Mayor Joe Curtatone, a white Democrat, said yesterday it's "OK to disagree" and the only way to resolve the impasse is through an "open dialogue" about race.
"That sign is not coming down," he insisted while standing in front of City Hall flanked by the police chief and two deputy chiefs.
The Somerville Police Employees Association and other police unions said they'd peacefully rally last evening outside City Hall, where the sign has hung for nearly a year, to demand Curtatone remove it.
"In the face of the continuing assassination of innocent police officers across the country ... It is irresponsible of the city to publicly declare support for the lives of one sector of our population to the exclusion of others," McGrath said in a statement this week.

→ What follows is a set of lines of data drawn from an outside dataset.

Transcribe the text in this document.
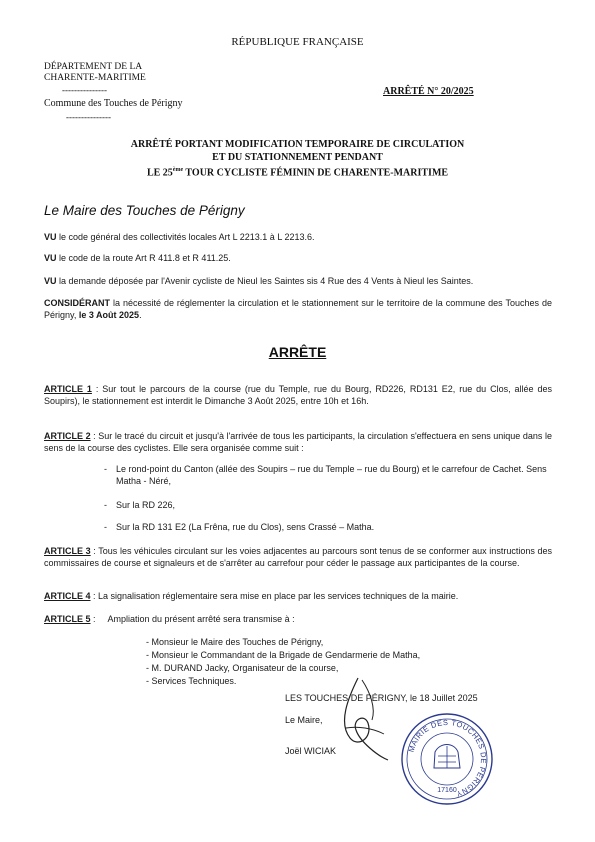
RÉPUBLIQUE FRANÇAISE
DÉPARTEMENT DE LA
CHARENTE-MARITIME
---------------
Commune des Touches de Périgny
---------------
ARRÊTÉ N° 20/2025
ARRÊTÉ PORTANT MODIFICATION TEMPORAIRE DE CIRCULATION
ET DU STATIONNEMENT PENDANT
LE 25ème TOUR CYCLISTE FÉMININ DE CHARENTE-MARITIME
Le Maire des Touches de Périgny
VU le code général des collectivités locales Art L 2213.1 à L 2213.6.
VU le code de la route Art R 411.8 et R 411.25.
VU la demande déposée par l'Avenir cycliste de Nieul les Saintes sis 4 Rue des 4 Vents à Nieul les Saintes.
CONSIDÉRANT la nécessité de réglementer la circulation et le stationnement sur le territoire de la commune des Touches de Périgny, le 3 Août 2025.
ARRÊTE
ARTICLE 1 : Sur tout le parcours de la course (rue du Temple, rue du Bourg, RD226, RD131 E2, rue du Clos, allée des Soupirs), le stationnement est interdit le Dimanche 3 Août 2025, entre 10h et 16h.
ARTICLE 2 : Sur le tracé du circuit et jusqu'à l'arrivée de tous les participants, la circulation s'effectuera en sens unique dans le sens de la course des cyclistes. Elle sera organisée comme suit :
- Le rond-point du Canton (allée des Soupirs – rue du Temple – rue du Bourg) et le carrefour de Cachet. Sens Matha - Néré,
- Sur la RD 226,
- Sur la RD 131 E2 (La Frêna, rue du Clos), sens Crassé – Matha.
ARTICLE 3 : Tous les véhicules circulant sur les voies adjacentes au parcours sont tenus de se conformer aux instructions des commissaires de course et signaleurs et de s'arrêter au carrefour pour céder le passage aux participantes de la course.
ARTICLE 4 : La signalisation réglementaire sera mise en place par les services techniques de la mairie.
ARTICLE 5 :     Ampliation du présent arrêté sera transmise à :
- Monsieur le Maire des Touches de Périgny,
- Monsieur le Commandant de la Brigade de Gendarmerie de Matha,
- M. DURAND Jacky, Organisateur de la course,
- Services Techniques.
LES TOUCHES DE PÉRIGNY, le 18 Juillet 2025
Le Maire,
Joël WICIAK	MAIRIE DES TOUCHES DE PÉRIGNY
17160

Curtatone, the son of Italian immigrants and the mayor since 2004, has argued that standing up for minority residents and supporting police officers aren't "competing interests."

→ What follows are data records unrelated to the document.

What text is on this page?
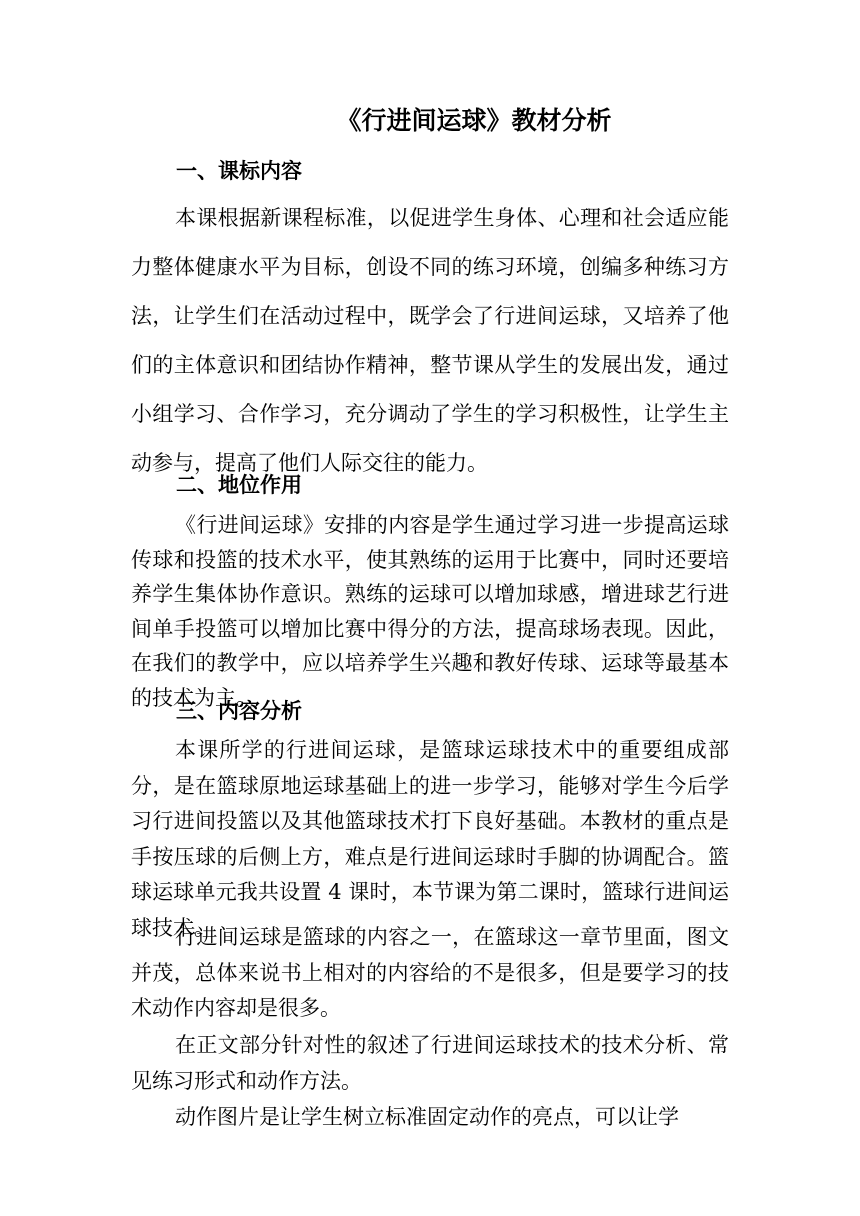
《行进间运球》教材分析
一、课标内容

本课根据新课程标准，以促进学生身体、心理和社会适应能力整体健康水平为目标，创设不同的练习环境，创编多种练习方法，让学生们在活动过程中，既学会了行进间运球，又培养了他们的主体意识和团结协作精神，整节课从学生的发展出发，通过小组学习、合作学习，充分调动了学生的学习积极性，让学生主动参与，提高了他们人际交往的能力。

二、地位作用

《行进间运球》安排的内容是学生通过学习进一步提高运球传球和投篮的技术水平，使其熟练的运用于比赛中，同时还要培养学生集体协作意识。熟练的运球可以增加球感，增进球艺行进间单手投篮可以增加比赛中得分的方法，提高球场表现。因此，在我们的教学中，应以培养学生兴趣和教好传球、运球等最基本的技术为主。

三、内容分析

本课所学的行进间运球，是篮球运球技术中的重要组成部分，是在篮球原地运球基础上的进一步学习，能够对学生今后学习行进间投篮以及其他篮球技术打下良好基础。本教材的重点是手按压球的后侧上方，难点是行进间运球时手脚的协调配合。篮球运球单元我共设置 4 课时，本节课为第二课时，篮球行进间运球技术。

行进间运球是篮球的内容之一，在篮球这一章节里面，图文并茂，总体来说书上相对的内容给的不是很多，但是要学习的技术动作内容却是很多。

在正文部分针对性的叙述了行进间运球技术的技术分析、常见练习形式和动作方法。

动作图片是让学生树立标准固定动作的亮点，可以让学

"Both of those banners are hanging for the same reason: Too many people have died in a cycle of violence that needs to be stopped," he said in a statement.
When asked yesterday whether he thought it was appropriate to place the Black Lives Matter banner on a government building, he replied: "No one can sit out this conversation. Where this is happening is in cities. This is the grassroots level."
Curtatone hung the 4-foot-by-12-foot banner over City Hall's main entrance in August 2015 at the request of a local Black Lives Matter chapter. At the time, he said it was meant to recognize that "structural racism" exists in society and stressed it was not a criticism of his police department.